Elliot Lee’s ‘My Favorite Things’ is disturbing, creepy, full of pain and so damned Austrian

I listened to dark pop goddess Elliot Lee’s ‘My Favorite Things‘ right before Christmas, but then the song tragically popped out of my brain as the holiday season craziness took over.

Thanks to the YouTube channel Mr. Suicide Sheep, though, this awesome song appeared in my feed again and, this time, I made myself a damned note to make sure I mentioned it to you.



Because Elliot Lee’s version of the iconic The Sound of Music song ‘My Favorite Things‘ is bloody fabulous.

Particularly because, as someone who now lives in Austria where The Sound of Music was filmed, I have found it hilarious since I got here that, not only have most Austrians never seen the film, half of them have never heard of it.

If they had though, with the typical Austrian psyche being all about the darker side of life, their singing of ‘My Favorite Things‘ would avoid the movie version completely and head straight for Elliot Lee’s.

Because hers is a song that starts off quite Julia Andrew-ish as the Brooklyn-based alt pop artist softly sings about “raindrops on roses and whiskers on kittens”, but it quickly progresses into a creepy Billie Eilish-style rhythm that then morphs again into something even more disturbing. (And yes, Eilish herself is sometimes disturbing enough.)

Something louder, harder, more painful — a yell, a cry, a scream — and you realize quickly those lovely ‘favorite things’ Elliot Lee is singing about at the beginning are nothing but a lie covering up a helluva lot of hurt.

All I can say is she’d fit right in here in Austria.

 

Listen to Elliot Lee’s ‘My Favorite Things’ in both the Mr.
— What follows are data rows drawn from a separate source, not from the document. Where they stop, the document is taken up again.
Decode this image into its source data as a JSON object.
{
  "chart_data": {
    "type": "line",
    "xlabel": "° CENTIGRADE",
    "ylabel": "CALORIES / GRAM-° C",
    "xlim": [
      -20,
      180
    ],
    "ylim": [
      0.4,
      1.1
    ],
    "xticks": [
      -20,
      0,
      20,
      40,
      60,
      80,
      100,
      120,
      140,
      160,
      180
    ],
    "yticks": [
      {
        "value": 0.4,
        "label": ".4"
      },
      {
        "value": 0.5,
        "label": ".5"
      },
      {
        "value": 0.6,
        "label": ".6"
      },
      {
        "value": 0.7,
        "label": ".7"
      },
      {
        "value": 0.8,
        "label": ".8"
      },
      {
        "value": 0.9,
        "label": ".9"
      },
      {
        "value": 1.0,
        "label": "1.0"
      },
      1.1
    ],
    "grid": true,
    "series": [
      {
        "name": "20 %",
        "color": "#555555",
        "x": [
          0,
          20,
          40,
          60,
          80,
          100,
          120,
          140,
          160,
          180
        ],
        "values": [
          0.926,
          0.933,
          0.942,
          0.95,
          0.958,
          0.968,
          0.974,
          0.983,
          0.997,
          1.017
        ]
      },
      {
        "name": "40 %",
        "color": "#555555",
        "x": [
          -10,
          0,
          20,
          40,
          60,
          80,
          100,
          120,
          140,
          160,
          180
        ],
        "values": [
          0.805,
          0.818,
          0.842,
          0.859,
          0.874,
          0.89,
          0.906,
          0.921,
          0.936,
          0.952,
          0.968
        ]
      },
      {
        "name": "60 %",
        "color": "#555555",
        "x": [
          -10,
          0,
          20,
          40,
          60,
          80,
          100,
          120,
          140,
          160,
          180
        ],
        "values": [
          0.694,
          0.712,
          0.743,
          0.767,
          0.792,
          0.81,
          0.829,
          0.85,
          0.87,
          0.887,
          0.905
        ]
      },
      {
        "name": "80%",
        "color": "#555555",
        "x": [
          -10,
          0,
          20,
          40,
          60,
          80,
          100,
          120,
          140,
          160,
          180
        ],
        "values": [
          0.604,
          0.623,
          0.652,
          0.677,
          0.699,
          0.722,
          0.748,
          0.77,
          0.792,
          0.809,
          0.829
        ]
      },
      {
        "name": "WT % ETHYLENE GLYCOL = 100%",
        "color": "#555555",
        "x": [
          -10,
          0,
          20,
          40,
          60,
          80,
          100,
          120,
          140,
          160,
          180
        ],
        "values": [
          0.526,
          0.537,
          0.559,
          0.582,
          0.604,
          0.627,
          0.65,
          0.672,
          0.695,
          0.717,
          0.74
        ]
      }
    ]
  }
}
Suicide Sheep video below (because I do like that Shinobu graphic) and on Elliot’s own  deceptively sweet visualizer music video for the track above.

And I could tell you a little bit about the fabulous Elliot Lee myself, but I actually like how she describes herself on her official website — especially when she reminds you that you are never alone (because that is so damned important to say):

Elliot Lee fuses dark pop melodies with edgy vocals and innovative electronic-rock soundscapes to create an unpredictable sound, acting as a voice for the voiceless. Elliot Lee holds an awareness of what music that is unhindered by norms can do for the underrepresented.

This bravado oozes through the cracks of her homemade music, with tracks that are laced with late-night-slumber-party confessions and existential cognizance. Inspired by the feeling of loneliness, Elliot’s music acts as a reminder that you are never alone.